The aguapocalypse is "all but certain" to fall on America, as well as many other parts of the world, and could occur as soon as "decades" from now, say the same researchers. And from where are they drawing these grim conclusions? Well, like all scientists who study the climate, they just make them up – kidding! Actually they're monitoring sophisticated instruments designed by the nation's finest engineers. NASA maintains a pair of satellites for its GRACE mission that track the global groundwater supply, and over the years they've developed quite a thorough understanding of the thirst pains the planet could soon suffer.

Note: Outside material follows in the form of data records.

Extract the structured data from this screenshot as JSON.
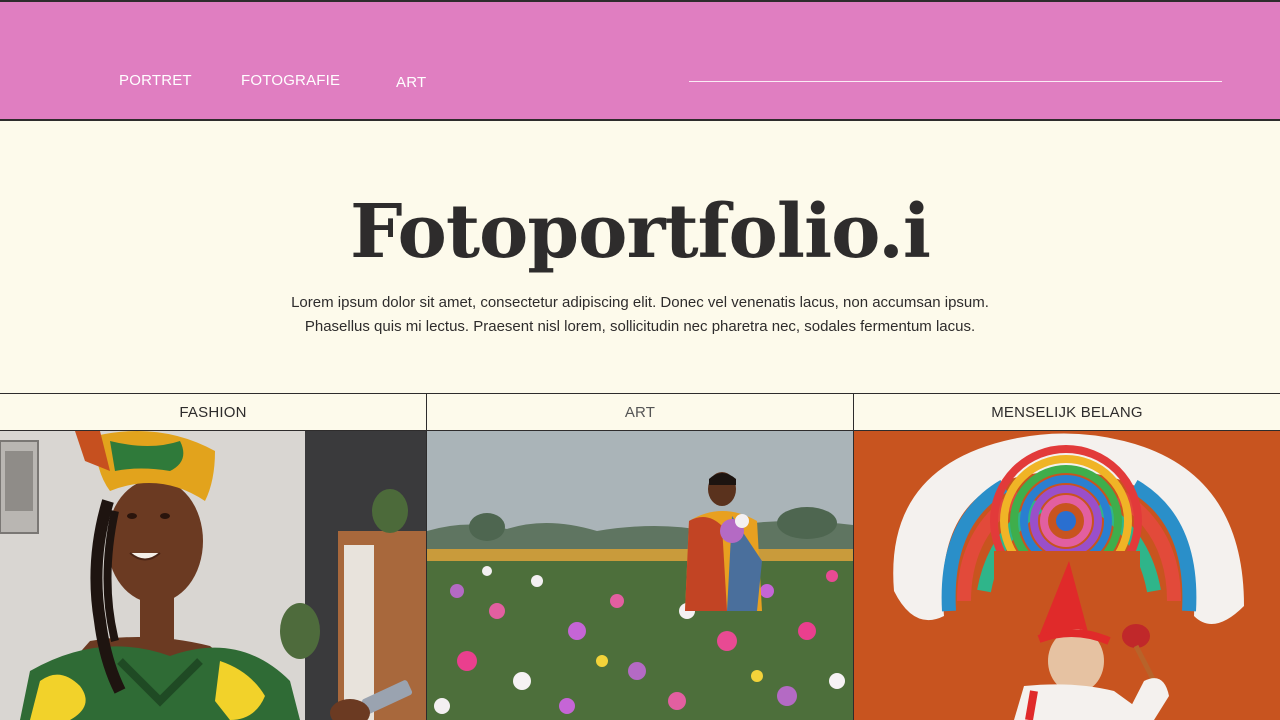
{
  "nav": {
    "items": [
      {
        "label": "PORTRET"
      },
      {
        "label": "FOTOGRAFIE"
      },
      {
        "label": "ART"
      }
    ]
  },
  "hero": {
    "title": "Fotoportfolio.i",
    "subtitle_line1": "Lorem ipsum dolor sit amet, consectetur adipiscing elit. Donec vel venenatis lacus, non accumsan ipsum.",
    "subtitle_line2": "Phasellus quis mi lectus. Praesent nisl lorem, sollicitudin nec pharetra nec, sodales fermentum lacus."
  },
  "categories": [
    {
      "label": "FASHION"
    },
    {
      "label": "ART"
    },
    {
      "label": "MENSELIJK BELANG"
    }
  ],
  "colors": {
    "header_bg": "#e07ec1",
    "page_bg": "#fdfaeb",
    "text": "#2e2c2c"
  },
  "photos": [
    {
      "subject": "woman-in-headwrap-portrait"
    },
    {
      "subject": "woman-in-flower-field"
    },
    {
      "subject": "dancer-with-colorful-fan-headdress"
    }
  ]
}
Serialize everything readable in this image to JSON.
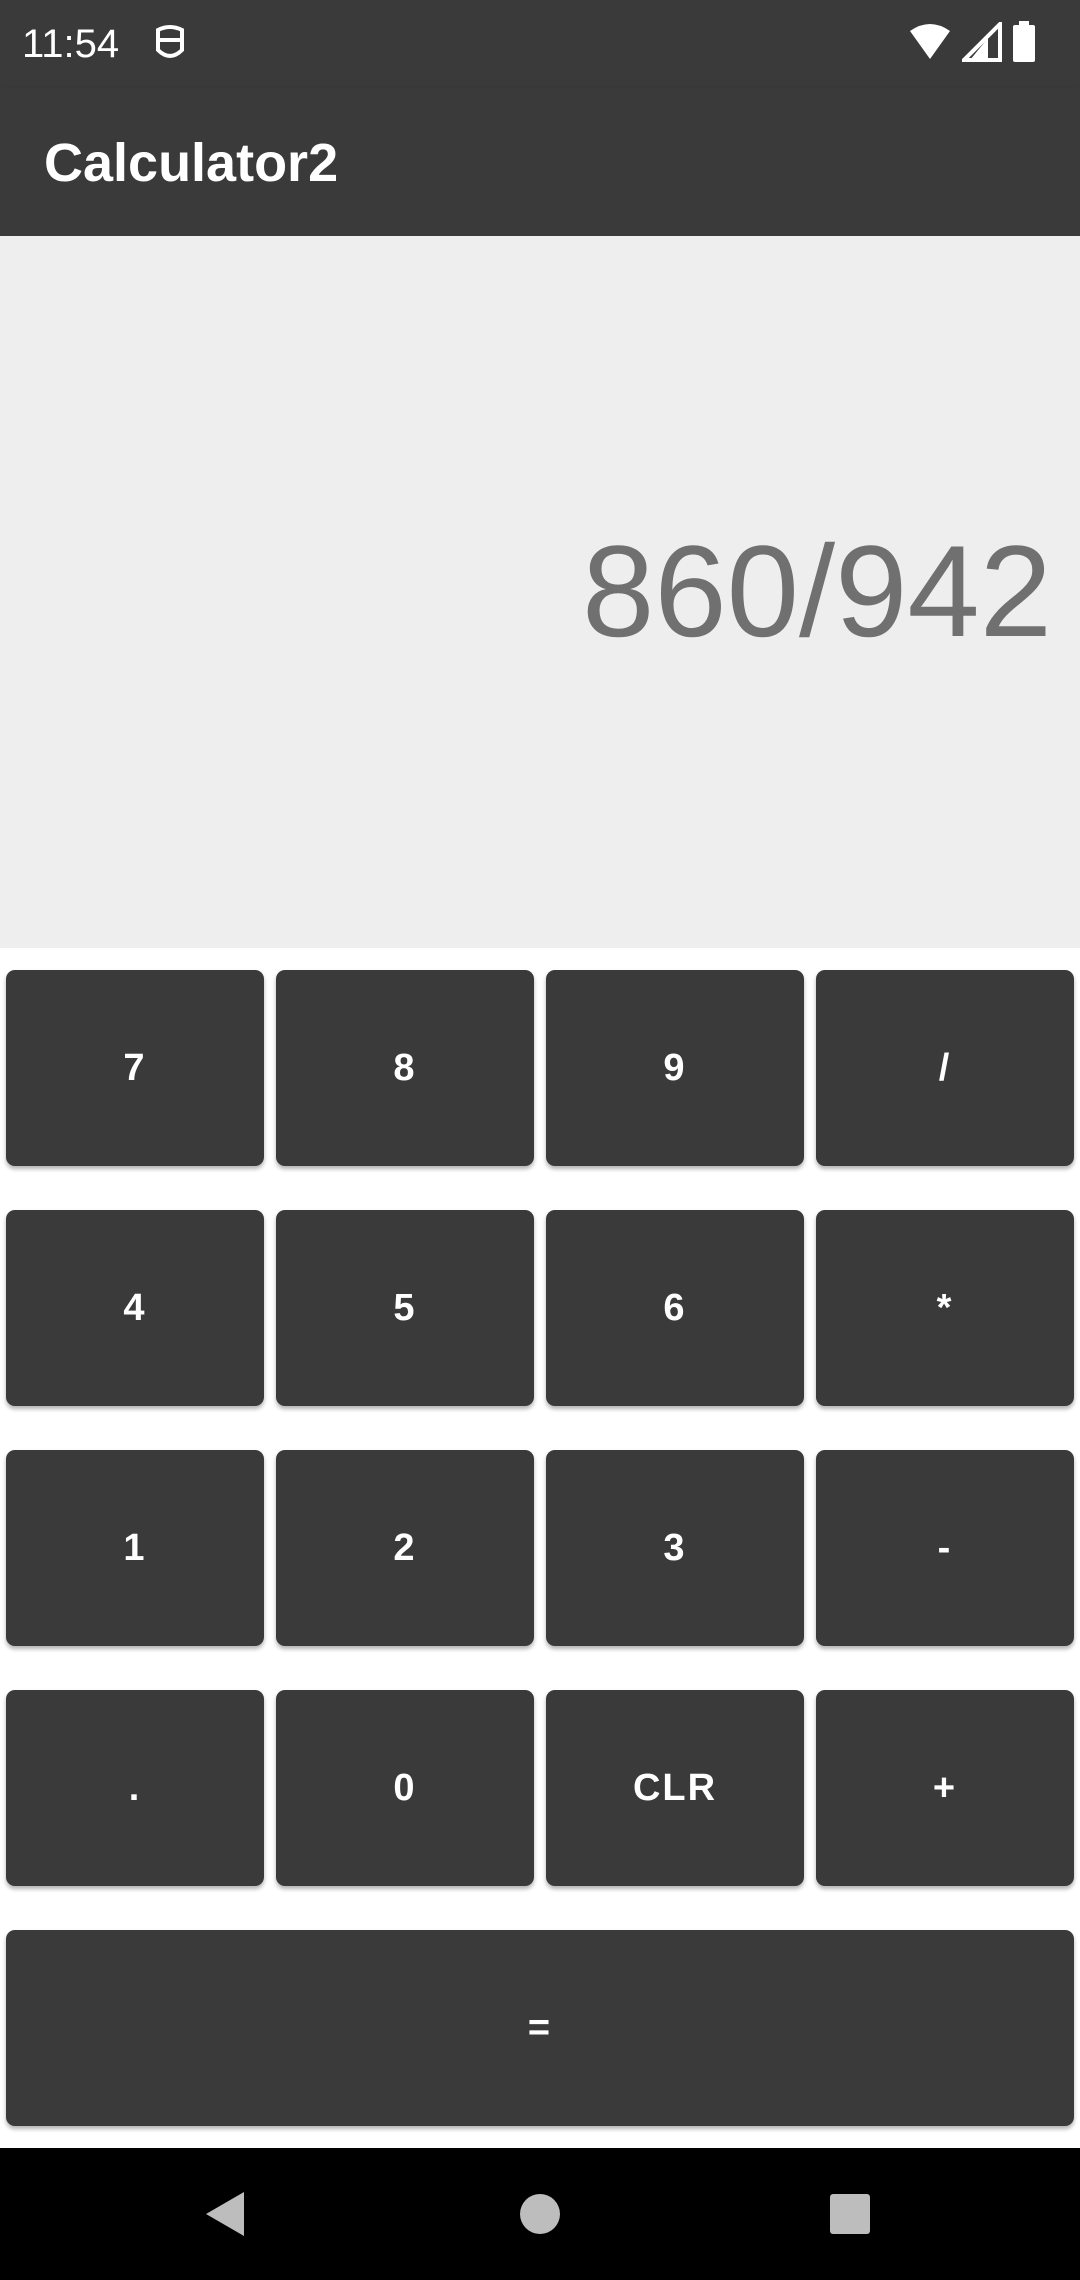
{
  "status_bar": {
    "time": "11:54",
    "notification_icon": "face-icon",
    "icons": [
      "wifi-icon",
      "signal-icon",
      "battery-icon"
    ]
  },
  "app_bar": {
    "title": "Calculator2"
  },
  "display": {
    "expression": "860/942"
  },
  "keypad": {
    "rows": [
      [
        "7",
        "8",
        "9",
        "/"
      ],
      [
        "4",
        "5",
        "6",
        "*"
      ],
      [
        "1",
        "2",
        "3",
        "-"
      ],
      [
        ".",
        "0",
        "CLR",
        "+"
      ]
    ],
    "equals_label": "="
  },
  "nav_bar": {
    "buttons": [
      "back-icon",
      "home-icon",
      "recents-icon"
    ]
  },
  "colors": {
    "bar_background": "#3a3a3a",
    "display_background": "#eeeeee",
    "display_text": "#707070",
    "key_background": "#3a3a3a"
  }
}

This GRACE-based map shows the rate that groundwater supplies – which worldwide are estimated to compose half of our drinking water – have changed from 2003 to 2012. The way the satellites snag this data is rather neat; they sample tiny shifts in the earth's gravity, and from those changes deduce how much H2O is hiding beneath the soil. There's nothing neat about how vast portions of the country are drying out, though, which are shown on this map in angry red that indicates the historical "freshwater storage rate of change":
Nor is it cool how tons more water (shown in blue) is grouping around the Missouri River Basin, the country's midsection that's recently seen bad flooding, like this June 2011 deluge in Rock Port, Missouri:
The scientists at UC Irvine and NASA used this satellite data to pinpoint where in the U.S. the risk of imminent parching is highest. The answer is many, many places, they write:
Using GRACE data, the researchers were able to identify several water ‘hotspots’ in the United States, including its key food producing regions in 1) California’s Central Valley, and 2) the southern High Plains aquifer; a broad swath of the southeastern U. S. that has been plagued by persistent drought, including 3) Houston, Texas, 4) Alabama, and 5) the Mid-Atlantic region; and 6) the flood-prone upper Missouri River basin. They also noted that since 2003, the wetter, northern half of the U.S. has become wetter, while the drier, southern half has become drier.
So once again, the most current climate science indicates that the worst near-term threat is water scarcity, not rising sea levels. This aggravation of the watery haves and have-nots is set to only worsen in coming decades if humanity doesn't act fast – pump more energy into monitoring water reserves and establish better-coordinated conservation measures. The alternative is to ignore the problem, which the researchers note is a great way of ushering in a new age of chaos Their assessment for the future is a delightful blend of optimism and creeping dread:
According to Famiglietti and Rodell, without coordinated and proactive management, the aquifers supplying the Central Valley and the southern High Plains with water for irrigation will deplete their groundwater reserves, perhaps within decades, putting the nation’s food supply at considerable risk. Meanwhile, if sufficient measures are not taken, the upper Missouri River basin will experience extensive flood damage. The authors state that using GRACE, groundwater supplies can now be better managed, while the lead-time for flood and drought predictions could be substantially increased, potentially saving hundreds of millions of dollars and countless lives in the process.